People are an attack vector, not a weak link
This mindset has even brought Wilson to adjust her thinking around people as “the weakest link. “People aren’t the weakest link,” she notes. “They are the primary attack vector. It’s important we understand this when creating awareness and training content. As security professionals, we need to put ourselves in our people’s shoes. Security might be the most important thing in the world to us, but for others it can be anything from a blocker to something they never consider.”
She adds: “Understanding that behavior change needs motivation, ability, and prompts has been a key component of our cyber resilience program.”
Blythe says the most effective way for CISOs to incorporate psychology into their security program is to bring a cyberpsychologist on board, saying “A cyberpsychologist would know what the science is and how it works.”
Others agree, but they acknowledge that’s a big ask –and one that’s hard to do. For one thing, there are few people trained in the discipline. Cyberpsychology, which focuses on how the mind reacts when people interact with technology, is still a relatively new field, Hadlington says. Moreover, not all cyberpsychologists and cyberpsychology programs focus on cybersecurity. CISOs already working with slim budgets may not have the money for such a position.
Still, interest and information about the intersection of psychology and cybersecurity is spreading. Hadlington is taking a “train the trainer approach.” Huffman researches and speaks on the topic. And institutions are adding courses in this space; for example, the SANS Institute, a training organization, is running a Managing Human Risk Summit in August 2023, which will address in part the psychology factor.
Adding psychology to the security department
Experts say CISOs can learn to layer psychology into their security programs to boost the effectiveness of their work. To start with, Hadlington and Huffman both recommend that CISOs engage in more communication. They should ask workers about where they struggle with security controls, why they circumvent security policies, why they clicked on the link in a simulated (or real) phishing scam, what would motivate them to be more security-minded, etc. Then they should address those human elements.
CISOs should also empower workers with ways to solve their challenges and also clearly articulate the ways workers make a difference in security. “That feedback loop is really critical,” Hadlington says. “People want to know ‘Why am I doing this?

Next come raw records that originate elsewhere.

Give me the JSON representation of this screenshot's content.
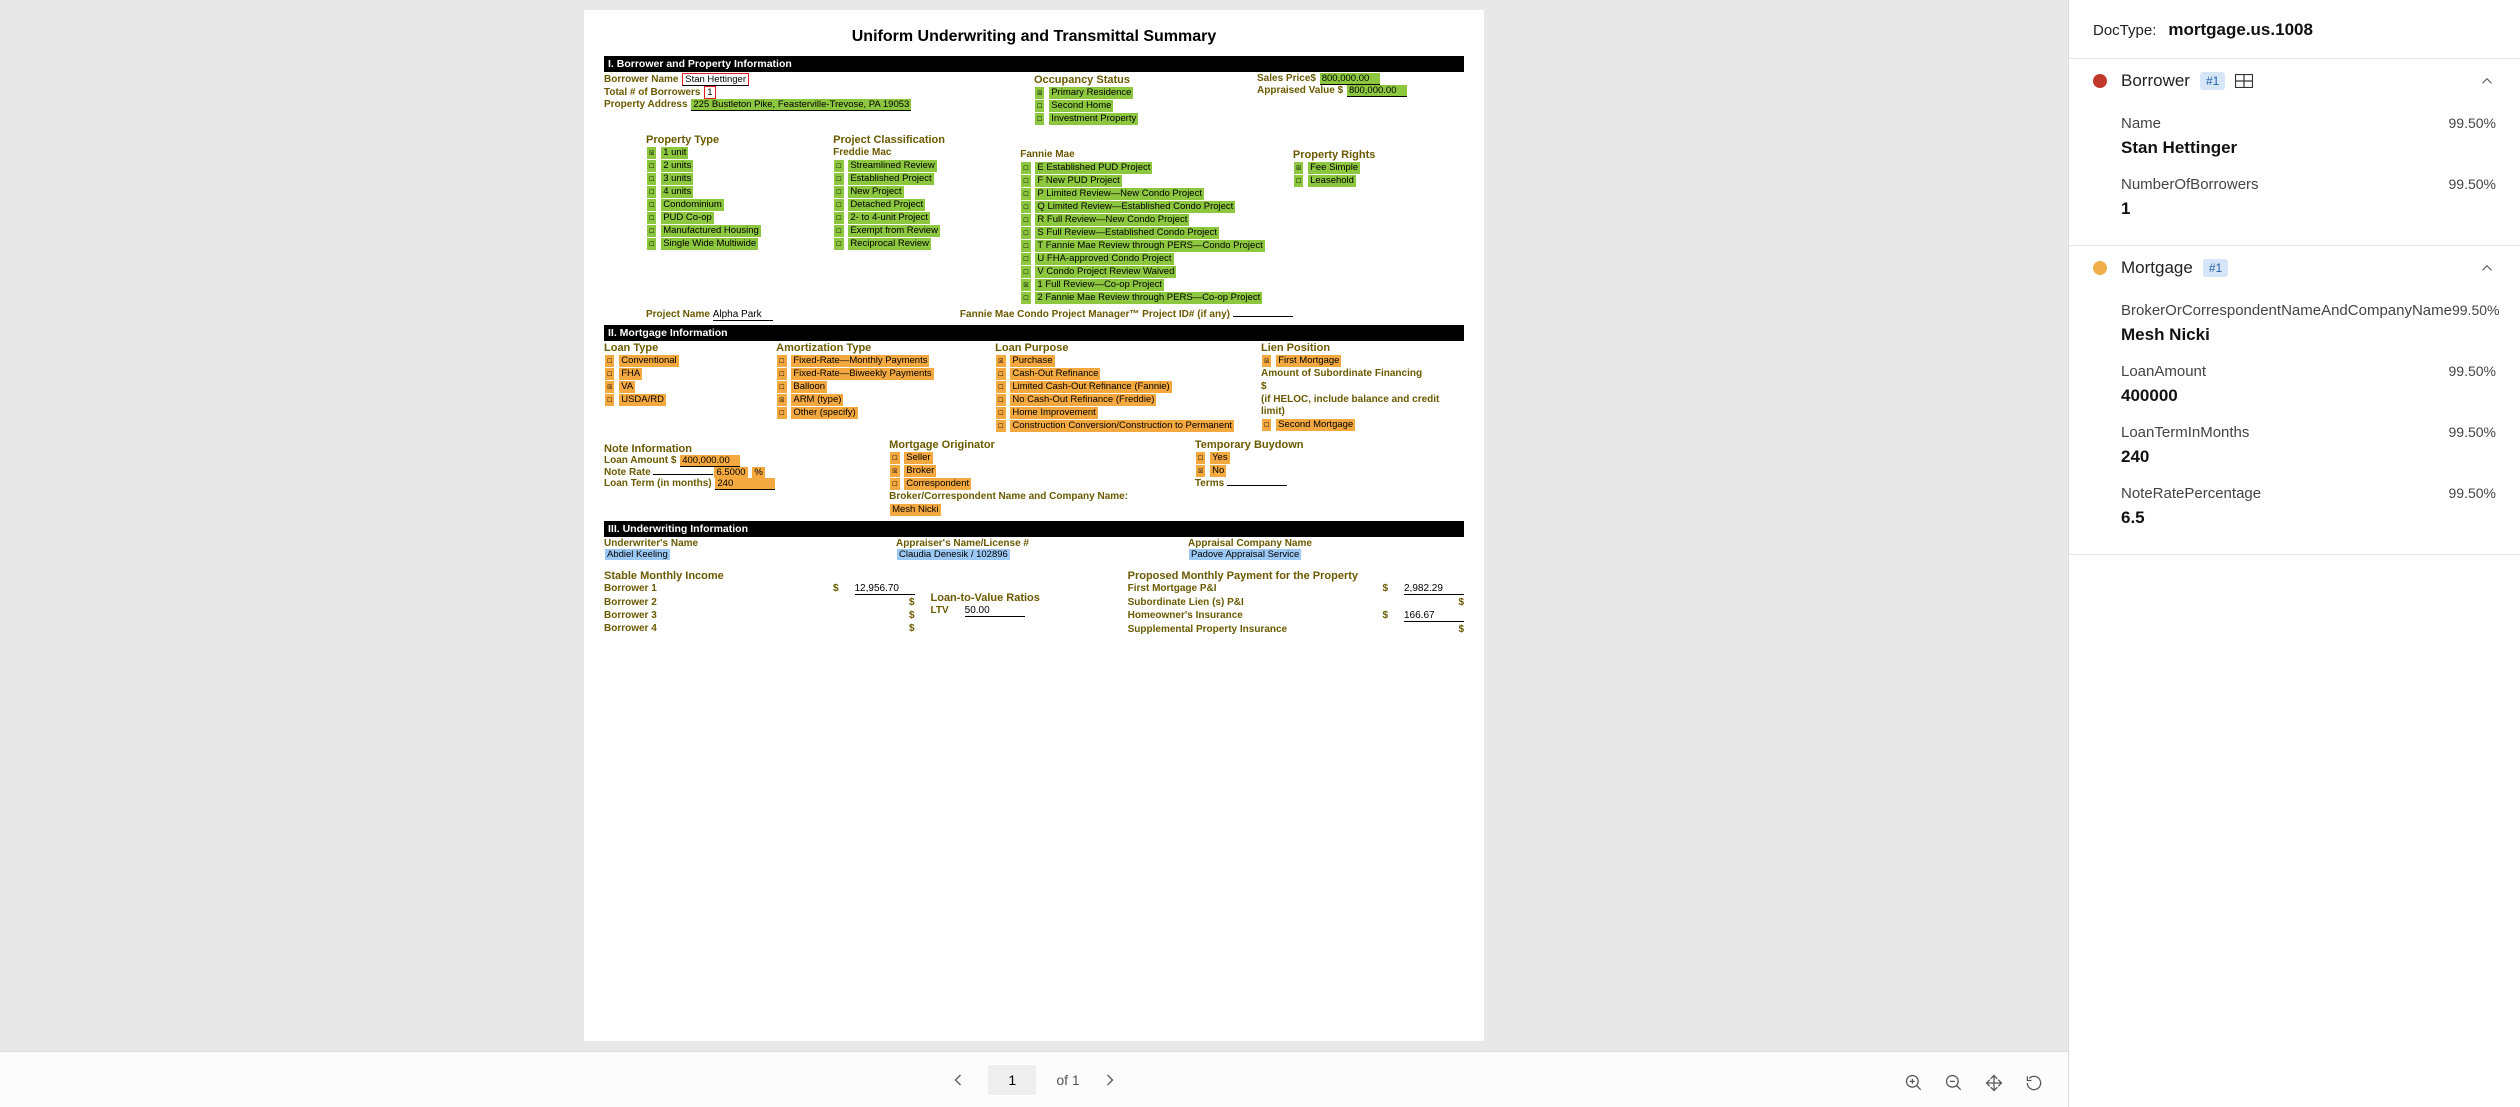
{
  "viewer": {
    "page_current": "1",
    "page_total": "of 1"
  },
  "meta": {
    "label": "DocType:",
    "value": "mortgage.us.1008"
  },
  "doc": {
    "title": "Uniform Underwriting and Transmittal Summary",
    "s1": "I. Borrower and Property Information",
    "s2": "II. Mortgage Information",
    "s3": "III. Underwriting Information",
    "borrower_name_lbl": "Borrower Name",
    "borrower_name": "Stan Hettinger",
    "total_borrowers_lbl": "Total # of Borrowers",
    "total_borrowers": "1",
    "prop_addr_lbl": "Property Address",
    "prop_addr": "225 Bustleton Pike, Feasterville-Trevose, PA 19053",
    "occ_lbl": "Occupancy Status",
    "occ_primary": "Primary Residence",
    "occ_second": "Second Home",
    "occ_invest": "Investment Property",
    "sales_price_lbl": "Sales Price$",
    "sales_price": "800,000.00",
    "appraised_lbl": "Appraised Value $",
    "appraised": "800,000.00",
    "prop_type_lbl": "Property Type",
    "pt": [
      "1 unit",
      "2 units",
      "3 units",
      "4 units",
      "Condominium",
      "PUD    Co-op",
      "Manufactured Housing",
      "Single Wide    Multiwide"
    ],
    "proj_class_lbl": "Project Classification",
    "freddie_lbl": "Freddie Mac",
    "fm": [
      "Streamlined Review",
      "Established Project",
      "New Project",
      "Detached Project",
      "2- to 4-unit Project",
      "Exempt from Review",
      "Reciprocal Review"
    ],
    "fannie_lbl": "Fannie Mae",
    "fn": [
      "E Established PUD Project",
      "F New PUD Project",
      "P Limited Review—New Condo Project",
      "Q Limited Review—Established Condo Project",
      "R Full Review—New Condo Project",
      "S Full Review—Established Condo Project",
      "T Fannie Mae Review through PERS—Condo Project",
      "U FHA-approved Condo Project",
      "V Condo Project Review Waived",
      "1 Full Review—Co-op Project",
      "2 Fannie Mae Review through PERS—Co-op Project"
    ],
    "prop_rights_lbl": "Property Rights",
    "pr_fee": "Fee Simple",
    "pr_lease": "Leasehold",
    "proj_name_lbl": "Project Name",
    "proj_name": "Alpha Park",
    "fannie_id_lbl": "Fannie Mae Condo Project Manager™ Project ID# (if any)",
    "loan_type_lbl": "Loan Type",
    "lt_conv": "Conventional",
    "lt_fha": "FHA",
    "lt_va": "VA",
    "lt_usda": "USDA/RD",
    "amort_lbl": "Amortization Type",
    "am": [
      "Fixed-Rate—Monthly Payments",
      "Fixed-Rate—Biweekly Payments",
      "Balloon",
      "ARM (type)",
      "Other (specify)"
    ],
    "loan_purpose_lbl": "Loan Purpose",
    "lp": [
      "Purchase",
      "Cash-Out Refinance",
      "Limited Cash-Out Refinance (Fannie)",
      "No Cash-Out Refinance (Freddie)",
      "Home Improvement",
      "Construction Conversion/Construction to Permanent"
    ],
    "lien_lbl": "Lien Position",
    "lien_first": "First Mortgage",
    "lien_sub_lbl": "Amount of Subordinate Financing",
    "lien_dollar": "$",
    "lien_heloc": "(if HELOC, include balance and credit limit)",
    "lien_second": "Second Mortgage",
    "note_info_lbl": "Note Information",
    "loan_amt_lbl": "Loan Amount $",
    "loan_amt": "400,000.00",
    "note_rate_lbl": "Note Rate",
    "note_rate": "6.5000",
    "note_rate_pct": "%",
    "loan_term_lbl": "Loan Term (in months)",
    "loan_term": "240",
    "mort_orig_lbl": "Mortgage Originator",
    "mo_seller": "Seller",
    "mo_broker": "Broker",
    "mo_corr": "Correspondent",
    "broker_name_lbl": "Broker/Correspondent Name and Company Name:",
    "broker_name": "Mesh Nicki",
    "temp_buy_lbl": "Temporary Buydown",
    "tb_yes": "Yes",
    "tb_no": "No",
    "terms_lbl": "Terms",
    "uw_name_lbl": "Underwriter's Name",
    "uw_name": "Abdiel Keeling",
    "app_name_lbl": "Appraiser's Name/License #",
    "app_name": "Claudia Denesik / 102896",
    "app_co_lbl": "Appraisal Company Name",
    "app_co": "Padove Appraisal Service",
    "smi_lbl": "Stable Monthly Income",
    "b1": "Borrower 1",
    "b2": "Borrower 2",
    "b3": "Borrower 3",
    "b4": "Borrower 4",
    "b1_amt": "12,956.70",
    "ltv_lbl": "Loan-to-Value Ratios",
    "ltv2": "LTV",
    "ltv2_val": "50.00",
    "pmp_lbl": "Proposed Monthly Payment for the Property",
    "pmp1": "First Mortgage P&I",
    "pmp1_val": "2,982.29",
    "pmp2": "Subordinate Lien (s) P&I",
    "pmp3": "Homeowner's Insurance",
    "pmp3_val": "166.67",
    "pmp4": "Supplemental Property Insurance"
  },
  "panel": {
    "sections": [
      {
        "title": "Borrower",
        "badge": "#1",
        "color": "red",
        "table": true,
        "fields": [
          {
            "name": "Name",
            "conf": "99.50%",
            "value": "Stan Hettinger"
          },
          {
            "name": "NumberOfBorrowers",
            "conf": "99.50%",
            "value": "1"
          }
        ]
      },
      {
        "title": "Mortgage",
        "badge": "#1",
        "color": "orange",
        "table": false,
        "fields": [
          {
            "name": "BrokerOrCorrespondentNameAndCompanyName",
            "conf": "99.50%",
            "value": "Mesh Nicki"
          },
          {
            "name": "LoanAmount",
            "conf": "99.50%",
            "value": "400000"
          },
          {
            "name": "LoanTermInMonths",
            "conf": "99.50%",
            "value": "240"
          },
          {
            "name": "NoteRatePercentage",
            "conf": "99.50%",
            "value": "6.5"
          }
        ]
      }
    ]
  }
}
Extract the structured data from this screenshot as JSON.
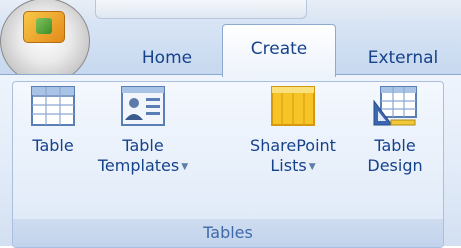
{
  "tabs": {
    "home": "Home",
    "create": "Create",
    "external": "External"
  },
  "group": {
    "label": "Tables"
  },
  "commands": {
    "table": {
      "line1": "Table",
      "line2": ""
    },
    "templates": {
      "line1": "Table",
      "line2": "Templates"
    },
    "sharepoint": {
      "line1": "SharePoint",
      "line2": "Lists"
    },
    "design": {
      "line1": "Table",
      "line2": "Design"
    }
  },
  "colors": {
    "tab_text": "#15428b",
    "group_label_text": "#3e6aaa",
    "ribbon_bg": "#e2ebf8",
    "sharepoint_icon": "#f7c428"
  },
  "icons": {
    "office_button": "office-logo-icon",
    "table": "table-grid-icon",
    "templates": "table-templates-icon",
    "sharepoint": "sharepoint-list-icon",
    "design": "table-design-icon",
    "dropdown": "dropdown-arrow-icon"
  }
}
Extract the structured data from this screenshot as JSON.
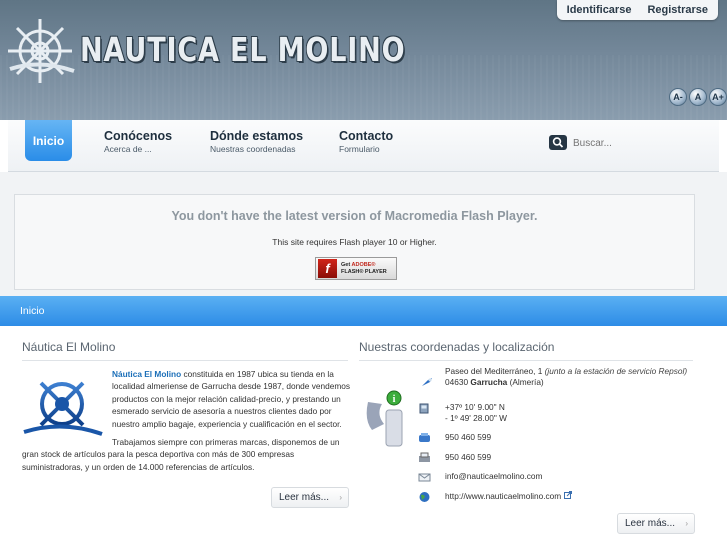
{
  "header": {
    "logo_text": "NAUTICA EL MOLINO",
    "user_links": [
      "Identificarse",
      "Registrarse"
    ],
    "font_buttons": [
      "A-",
      "A",
      "A+"
    ]
  },
  "nav": {
    "home": "Inicio",
    "items": [
      {
        "title": "Conócenos",
        "sub": "Acerca de ..."
      },
      {
        "title": "Dónde estamos",
        "sub": "Nuestras coordenadas"
      },
      {
        "title": "Contacto",
        "sub": "Formulario"
      }
    ],
    "search_placeholder": "Buscar..."
  },
  "flash": {
    "title": "You don't have the latest version of Macromedia Flash Player.",
    "subtitle": "This site requires Flash player 10 or Higher.",
    "badge_line1": "Get",
    "badge_brand": "ADOBE®",
    "badge_line2": "FLASH® PLAYER"
  },
  "breadcrumb": "Inicio",
  "left": {
    "title": "Náutica El Molino",
    "brand": "Náutica El Molino",
    "p1_rest": " constituida en 1987 ubica su tienda en la localidad almeriense de Garrucha desde 1987, donde vendemos productos con la mejor relación calidad-precio, y prestando un esmerado servicio de asesoría a nuestros clientes dado por nuestro amplio bagaje, experiencia y cualificación en el sector.",
    "p2": "Trabajamos siempre con primeras marcas, disponemos de un gran stock de artículos para la pesca deportiva con más de 300 empresas suministradoras, y un orden de 14.000 referencias de artículos.",
    "read_more": "Leer más..."
  },
  "right": {
    "title": "Nuestras coordenadas y localización",
    "address_line1": "Paseo del Mediterráneo, 1 ",
    "address_note": "(junto a la estación de servicio Repsol)",
    "address_line2_pre": "04630 ",
    "address_city": "Garrucha",
    "address_region": " (Almería)",
    "gps_lat": "+37º 10' 9.00\" N",
    "gps_lon": "- 1º 49' 28.00\" W",
    "phone": "950 460 599",
    "fax": "950 460 599",
    "email": "info@nauticaelmolino.com",
    "web": "http://www.nauticaelmolino.com",
    "read_more": "Leer más..."
  },
  "colors": {
    "accent_blue": "#2d8ce6",
    "header_bg": "#74889a",
    "link_blue": "#1c6fb8"
  }
}
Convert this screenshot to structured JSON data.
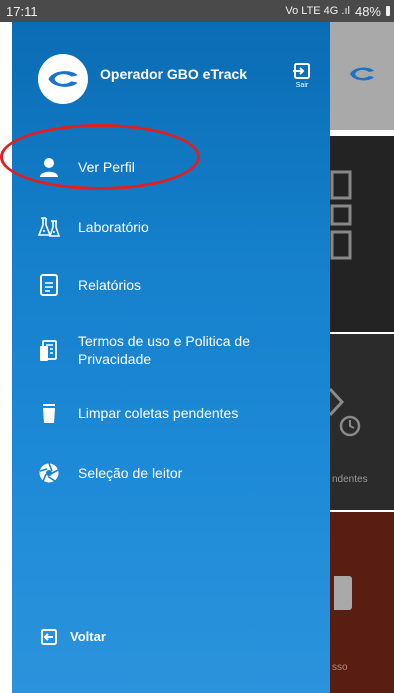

What’s in it for me? Am I helping the organization? Is what I’m doing effective?'”
Additionally, Huffman says CISOs can work with their marketing teams to learn techniques for influencing behavior. And, as marketing does with the messages it sends to its audience, Huffman says security can personalize security awareness and training.
Address issues that create a ‘psychological hot state’
CISOs can also work with their executive colleagues to address cultural issues that foster that psychological hot state, Huffman says, noting that a workplace where employees are constantly worried or unreasonably busy “gives hackers another advantage.”
Lance Spitzner, director of research and community at the SANS Institute, says he advises CISOs to take a broader view of this topic, applying psychology and behavioral sciences to affect not just individual workers but organizational behavior as a whole.
“You’re trying to create an environment in which humans exhibit strong security behaviors,” he says. “To secure organizations, we need to secure people. And to secure people, we need to change their behaviors. And to change their behaviors, we need to both motivate and empower them to change. That’s where the cognitive sciences come in.”